Making it work, Tips & Lists

Co-parenting Teens: Fostering Independence with Guidance

For those who are co-parenting a teenager, here are a handful of tips to guide you with the drafting of a parenting plan for the teenage years.
(2 min 52 sec read)

Debra Carter
Dr. Carter is a Clinical and Forensic Psychologist, Florida Supreme Court Certified Family Law Mediator, and a Parent Coordinator.

For those who are co-parenting a teenager, here are a handful of tips to guide you with the drafting of a parenting plan. It’s a whole new world, trying to learn the ins and outs of the teenager.

Teenagers are preparing to leave home during these years. School, friends, and work will likely come before family. Teens want privacy, they want to make their own decisions. As a parent and especially one in a co-parenting relationship, you’ll need to balance the teen’s need for guidance versus their need for independence. It is important that you both remain the parents. The rules will change, of course, as your teen proves they are able to handle more complicated situations. Your younger children may complain that their teenage sibling gets to do more than they do. “That’s right,” you will tell them. “The rules change as you earn the right for them to change.”

It is also important to remind teens of how important family life is. Teens will want to be active with friends, but they’ll still need to make time for family. This is a good time to involve your teen in talks about time-sharing, when he/she would like to spend time with each parent, and family plans. Teens will need guidance in the areas of emotions and morals. Teens often don’t understand their own feelings or behaviors and need help sorting them out. Their moral code, or their sense of what is right and what is wrong, is also still developing. Understand that your guidance will most likely not be asked for or appreciated but giving it is still your job. The satisfying part of parenting is watching your teen grow into a responsible adult.
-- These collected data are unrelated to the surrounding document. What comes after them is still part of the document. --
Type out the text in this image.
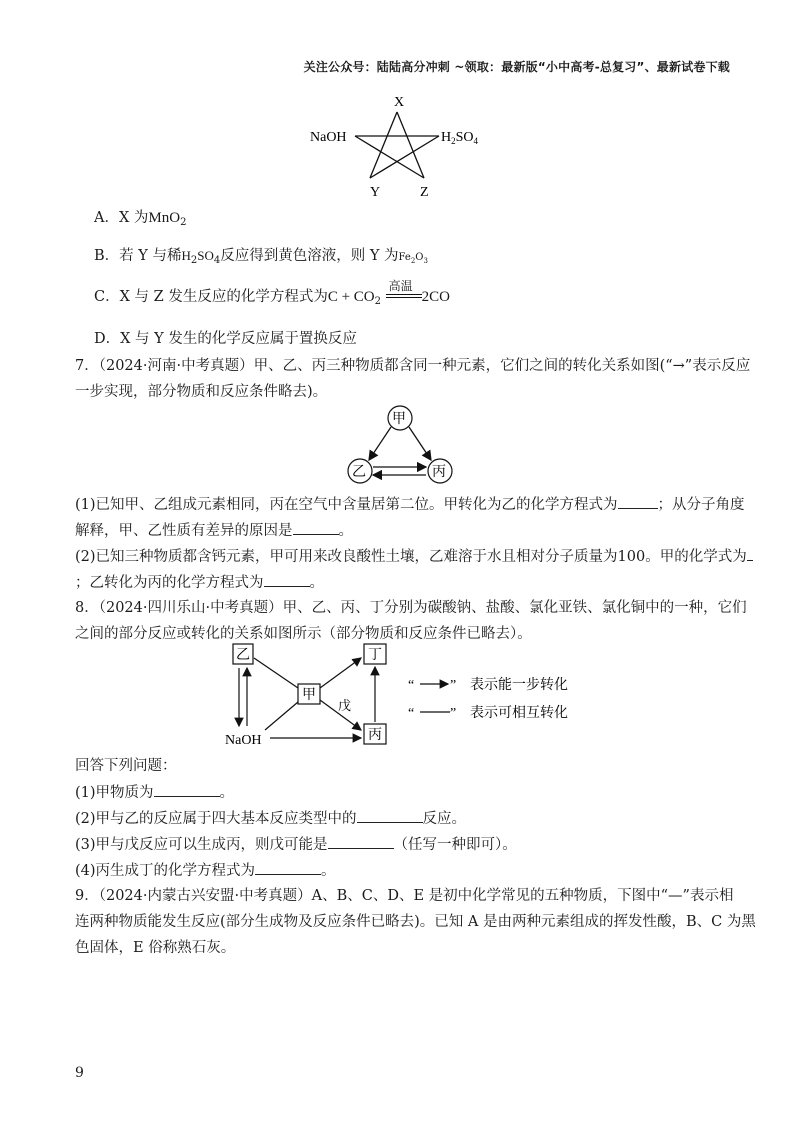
关注公众号：陆陆高分冲刺 ~领取：最新版“小中高考-总复习”、最新试卷下载
X
NaOH	$H_2SO_4$
Y	Z
A．X 为MnO$_2$
B．若 Y 与稀$H_2SO_4$反应得到黄色溶液，则 Y 为$Fe_2O_3$
C．X 与 Z 发生反应的化学方程式为$C + CO_2$
高温
2CO
D．X 与 Y 发生的化学反应属于置换反应
7．（2024·河南·中考真题）甲、乙、丙三种物质都含同一种元素，它们之间的转化关系如图(“→”表示反应
一步实现，部分物质和反应条件略去)。
甲
乙	丙
(1)已知甲、乙组成元素相同，丙在空气中含量居第二位。甲转化为乙的化学方程式为	；从分子角度
解释，甲、乙性质有差异的原因是	。
(2)已知三种物质都含钙元素，甲可用来改良酸性土壤，乙难溶于水且相对分子质量为100。甲的化学式为
；乙转化为丙的化学方程式为	。
8．（2024·四川乐山·中考真题）甲、乙、丙、丁分别为碳酸钠、盐酸、氯化亚铁、氯化铜中的一种，它们
之间的部分反应或转化的关系如图所示（部分物质和反应条件已略去）。
乙
甲
丁
丙
戊
NaOH
“	” 表示能一步转化
“	” 表示可相互转化
回答下列问题：
(1)甲物质为	。
(2)甲与乙的反应属于四大基本反应类型中的	反应。
(3)甲与戊反应可以生成丙，则戊可能是	（任写一种即可）。
(4)丙生成丁的化学方程式为	。
9．（2024·内蒙古兴安盟·中考真题）A、B、C、D、E 是初中化学常见的五种物质，下图中“—”表示相
连两种物质能发生反应(部分生成物及反应条件已略去)。已知 A 是由两种元素组成的挥发性酸，B、C 为黑
色固体，E 俗称熟石灰。
9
Consider this mother’s experience:

“When my daughter was 20, she had a summer job as a nanny/tutor for three very active young boys, all under ten years old. One day she called me out of the blue and said, “Mom, do you remember the time you were telling me to do my summer reading and do my math workbook, and I rolled my eyes, called you mean and stupid, and ran upstairs and slammed my bedroom door? Well, I called to apologize. One of the boys did that to me today, and I could barely stop myself from smacking him in the face. Only the memory of you being so calm with me got me through. Thanks for being a great mom.” Now that’s the gift of parenting that gives back.

Here are some issues to watch for at this stage:

  • Sexual acting-out
  • Fighting, name-calling, picking fights
  • Fearful of dating
  • Feeling embarrassed about changes in the family
  • Worried about money and how the family will get along due to the divorce
  • Feeling rejected and neglected

Parents at this stage should do the following:

  • Show and tell your teens that you love them.
  • Set rules, and keep them. Adapt older rules so they are age-appropriate.
  • Have adult friends of your own so you don’t use your child as a friend.
  • Let your teens know it is okay to be different from you.
  • Let your teens know it is okay to love both parents after the divorce.

Tips for parenting older teens:

  • Be aware of the adolescent’s need to be consulted, informed, and involved when making the schedule and family plans.
  • When setting parenting times and schedules, take into consideration school demands, job hours, automobile access, as well as extracurricular and social activities.
  • Remember that adolescents need to balance independent social time with peers and meaningful family time.